恋する放課後-6
結局、俺のワガママを雅は受け入れてくれ、職員室までの短い道のりを二人肩を並べて歩いていた。
一歩一歩足を踏み出すごとに、雅との距離が縮まっていくような気がしたのは、思った以上に会話に花が咲いたからだと思う。
やはり、クラスメートのバカ話が一番盛り上がり、とりわけ桝谷の「阿部さん病」の話をしてやると、声を上げて笑っていた。
その横で密かに胸をときめかせていたのは、もちろん秘密。
屈託なく笑う顔、歩くたびにサラサラ揺れる黒髪、純白のブラウスからほっそりと覗かせる白い手首。
そんな彼女の美しい姿が目に入るたびに、純粋な思いが沸き上がってくるのを強く感じていた。
もっと、一緒にいたい。この笑顔を俺だけのものにしたい、と。
ついこないだまでは、女に対して拘束して思いっきり犯してやりたいと思っていた俺が、雅に対しては優しく愛したい、この小さな身体を温かく包んであげたい、という想いを抱くようになるとは、夢にも思わなかった。

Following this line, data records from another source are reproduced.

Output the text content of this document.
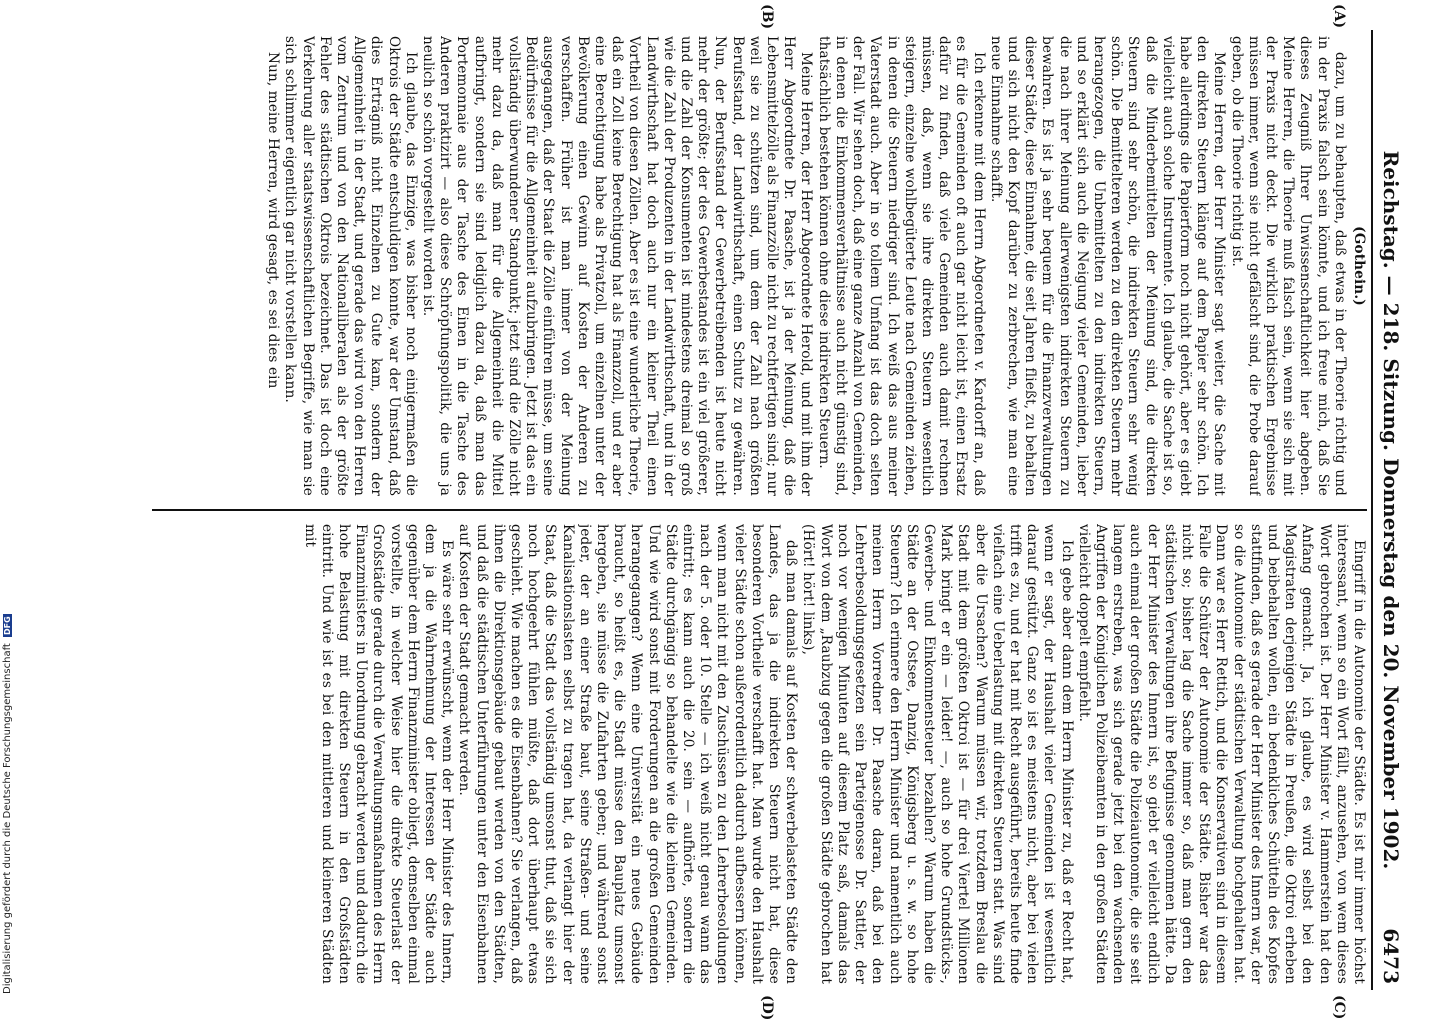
Reichstag. — 218. Sitzung. Donnerstag den 20. November 1902.
6473
(A)
(B)
(C)
(D)
(Gothein.)

dazu, um zu behaupten, daß etwas in der Theorie richtig und in der Praxis falsch sein könnte, und ich freue mich, daß Sie dieses Zeugniß Ihrer Unwissenschaftlichkeit hier abgeben. Meine Herren, die Theorie muß falsch sein, wenn sie sich mit der Praxis nicht deckt. Die wirklich praktischen Ergebnisse müssen immer, wenn sie nicht gefälscht sind, die Probe darauf geben, ob die Theorie richtig ist.

Meine Herren, der Herr Minister sagt weiter, die Sache mit den direkten Steuern klänge auf dem Papier sehr schön. Ich habe allerdings die Papierform noch nicht gehört, aber es giebt vielleicht auch solche Instrumente. Ich glaube, die Sache ist so, daß die Minderbemittelten der Meinung sind, die direkten Steuern sind sehr schön, die indirekten Steuern sehr wenig schön. Die Bemittelteren werden zu den direkten Steuern mehr herangezogen, die Unbemittelten zu den indirekten Steuern, und so erklärt sich auch die Neigung vieler Gemeinden, lieber die nach ihrer Meinung allerwenigsten indirekten Steuern zu bewahren. Es ist ja sehr bequem für die Finanzverwaltungen dieser Städte, diese Einnahme, die seit Jahren fließt, zu behalten und sich nicht den Kopf darüber zu zerbrechen, wie man eine neue Einnahme schafft.

Ich erkenne mit dem Herrn Abgeordneten v. Kardorff an, daß es für die Gemeinden oft auch gar nicht leicht ist, einen Ersatz dafür zu finden, daß viele Gemeinden auch damit rechnen müssen, daß, wenn sie ihre direkten Steuern wesentlich steigern, einzelne wohlbegüterte Leute nach Gemeinden ziehen, in denen die Steuern niedriger sind. Ich weiß das aus meiner Vaterstadt auch. Aber in so tollem Umfang ist das doch selten der Fall. Wir sehen doch, daß eine ganze Anzahl von Gemeinden, in denen die Einkommensverhältnisse auch nicht günstig sind, thatsächlich bestehen können ohne diese indirekten Steuern.

Meine Herren, der Herr Abgeordnete Herold, und mit ihm der Herr Abgeordnete Dr. Paasche, ist ja der Meinung, daß die Lebensmittelzölle als Finanzzölle nicht zu rechtfertigen sind; nur weil sie zu schützen sind, um dem der Zahl nach größten Berufsstand, der Landwirthschaft, einen Schutz zu gewähren. Nun, der Berufsstand der Gewerbetreibenden ist heute nicht mehr der größte; der des Gewerbestandes ist ein viel größerer, und die Zahl der Konsumenten ist mindestens dreimal so groß wie die Zahl der Produzenten in der Landwirthschaft, und in der Landwirthschaft hat doch auch nur ein kleiner Theil einen Vortheil von diesen Zöllen. Aber es ist eine wunderliche Theorie, daß ein Zoll keine Berechtigung hat als Finanzzoll, und er aber eine Berechtigung habe als Privatzoll, um einzelnen unter der Bevölkerung einen Gewinn auf Kosten der Anderen zu verschaffen. Früher ist man immer von der Meinung ausgegangen, daß der Staat die Zölle einführen müsse, um seine Bedürfnisse für die Allgemeinheit aufzubringen. Jetzt ist das ein vollständig überwundener Standpunkt; jetzt sind die Zölle nicht mehr dazu da, daß man für die Allgemeinheit die Mittel aufbringt, sondern sie sind lediglich dazu da, daß man das Portemonnaie aus der Tasche des Einen in die Tasche des Anderen praktizirt — also diese Schröpfungspolitik, die uns ja neulich so schön vorgestellt worden ist.

Ich glaube, das Einzige, was bisher noch einigermaßen die Oktrois der Städte entschuldigen konnte, war der Umstand, daß dies Erträgniß nicht Einzelnen zu Gute kam, sondern der Allgemeinheit in der Stadt, und gerade das wird von den Herren vom Zentrum und von den Nationalliberalen als der größte Fehler des städtischen Oktrois bezeichnet. Das ist doch eine Verkehrung aller staatswissenschaftlichen Begriffe, wie man sie sich schlimmer eigentlich gar nicht vorstellen kann.

Nun, meine Herren, wird gesagt, es sei dies ein

Eingriff in die Autonomie der Städte. Es ist mir immer höchst interessant, wenn so ein Wort fällt, anzusehen, von wem dieses Wort gebrochen ist. Der Herr Minister v. Hammerstein hat den Anfang gemacht. Ja, ich glaube, es wird selbst bei den Magistraten derjenigen Städte in Preußen, die Oktroi erheben und beibehalten wollen, ein bedenkliches Schütteln des Kopfes stattfinden, daß es gerade der Herr Minister des Innern war, der so die Autonomie der städtischen Verwaltung hochgehalten hat. Dann war es Herr Rettich, und die Konservativen sind in diesem Falle die Schützer der Autonomie der Städte. Bisher war das nicht so; bisher lag die Sache immer so, daß man gern den städtischen Verwaltungen ihre Befugnisse genommen hätte. Da der Herr Minister des Innern ist, so giebt er vielleicht endlich auch einmal der großen Städte die Polizeiautonomie, die sie seit langem erstreben, was sich gerade jetzt bei den wachsenden Angriffen der Königlichen Polizeibeamten in den großen Städten vielleicht doppelt empfiehlt.

Ich gebe aber dann dem Herrn Minister zu, daß er Recht hat, wenn er sagt, der Haushalt vieler Gemeinden ist wesentlich darauf gestützt. Ganz so ist es meistens nicht, aber bei vielen trifft es zu, und er hat mit Recht ausgeführt, bereits heute finde vielfach eine Ueberlastung mit direkten Steuern statt. Was sind aber die Ursachen? Warum müssen wir, trotzdem Breslau die Stadt mit dem größten Oktroi ist — für drei Viertel Millionen Mark bringt er ein — leider! —, auch so hohe Grundstücks-, Gewerbe- und Einkommensteuer bezahlen? Warum haben die Städte an der Ostsee, Danzig, Königsberg u. s. w. so hohe Steuern? Ich erinnere den Herrn Minister und namentlich auch meinen Herrn Vorredner Dr. Paasche daran, daß bei den Lehrerbesoldungsgesetzen sein Parteigenosse Dr. Sattler, der noch vor wenigen Minuten auf diesem Platz saß, damals das Wort von dem „Raubzug gegen die großen Städte gebrochen hat (Hört! hört! links),

daß man damals auf Kosten der schwerbelasteten Städte den Landes, das ja die indirekten Steuern nicht hat, diese besonderen Vortheile verschafft hat. Man wurde den Haushalt vieler Städte schon außerordentlich dadurch aufbessern können, wenn man nicht mit den Zuschüssen zu den Lehrerbesoldungen nach der 5. oder 10. Stelle — ich weiß nicht genau wann das eintritt; es kann auch die 20. sein — aufhörte, sondern die Städte durchgängig so behandelte wie die kleinen Gemeinden. Und wie wird sonst mit Forderungen an die großen Gemeinden herangegangen? Wenn eine Universität ein neues Gebäude braucht, so heißt es, die Stadt müsse den Bauplatz umsonst hergeben, sie müsse die Zufahrten geben; und während sonst jeder, der an einer Straße baut, seine Straßen- und seine Kanalisationslasten selbst zu tragen hat, da verlangt hier der Staat, daß die Stadt das vollständig umsonst thut, daß sie sich noch hochgeehrt fühlen müßte, daß dort überhaupt etwas geschieht. Wie machen es die Eisenbahnen? Sie verlangen, daß ihnen die Direktionsgebäude gebaut werden von den Städten, und daß die städtischen Unterführungen unter den Eisenbahnen auf Kosten der Stadt gemacht werden.

Es wäre sehr erwünscht, wenn der Herr Minister des Innern, dem ja die Wahrnehmung der Interessen der Städte auch gegenüber dem Herrn Finanzminister obliegt, demselben einmal vorstellte, in welcher Weise hier die direkte Steuerlast der Großstädte gerade durch die Verwaltungsmaßnahmen des Herrn Finanzministers in Unordnung gebracht werden und dadurch die hohe Belastung mit direkten Steuern in den Großstädten eintritt. Und wie ist es bei den mittleren und kleineren Städten mit

Digitalisierung gefördert durch die Deutsche Forschungsgemeinschaft DFG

この気持ちに名前をつけるとしたら、間違いなく「恋」と呼べるだろう。
階段を降りながら、雅の横顔をチラリと眺める。
「どうしたの?」
「いや、別に」
「変なの」
そう言って笑い合うだけで、胸が熱くなってくる。
あー、幸せ。
いつまでも肩を並べて歩いていたい。そう願いながら俺は一足先に階段を降りきった、その時だった。
「あれ、ヒロ」
聞き慣れた声が前方から聞こえてきて、ゆっくり顔を上げるとそこには端正な顔立ちの細身の男が職員室から出てきた所だった。
「……兄貴」
ギクリ、と身体が強張る。
「お前、まだ学校残ってたの?」
「あ、ああ。ちょっとこれ職員室まで運べって言われてさ」
「へえ、そうなんだ」
兄貴は口を少しすぼめて俺を見た。
そんな何気無い表情もサマになってる兄貴。弟の俺から見てもやっぱりかっこよくて、ゆかり先輩らがお近づきになりたがるのも頷ける。
大好きな自慢のヒーロー、風吹徹平。
でも、今だけは兄貴に会いたくなかった。
「風吹くん、こちらはお友達?」
少し遅れて階段を降りた雅は、兄貴をチラリと見てから俺に視線を向けた。
「……いや、兄なんです」
しばし逡巡してから、顔を俯かせてそれだけを答えた。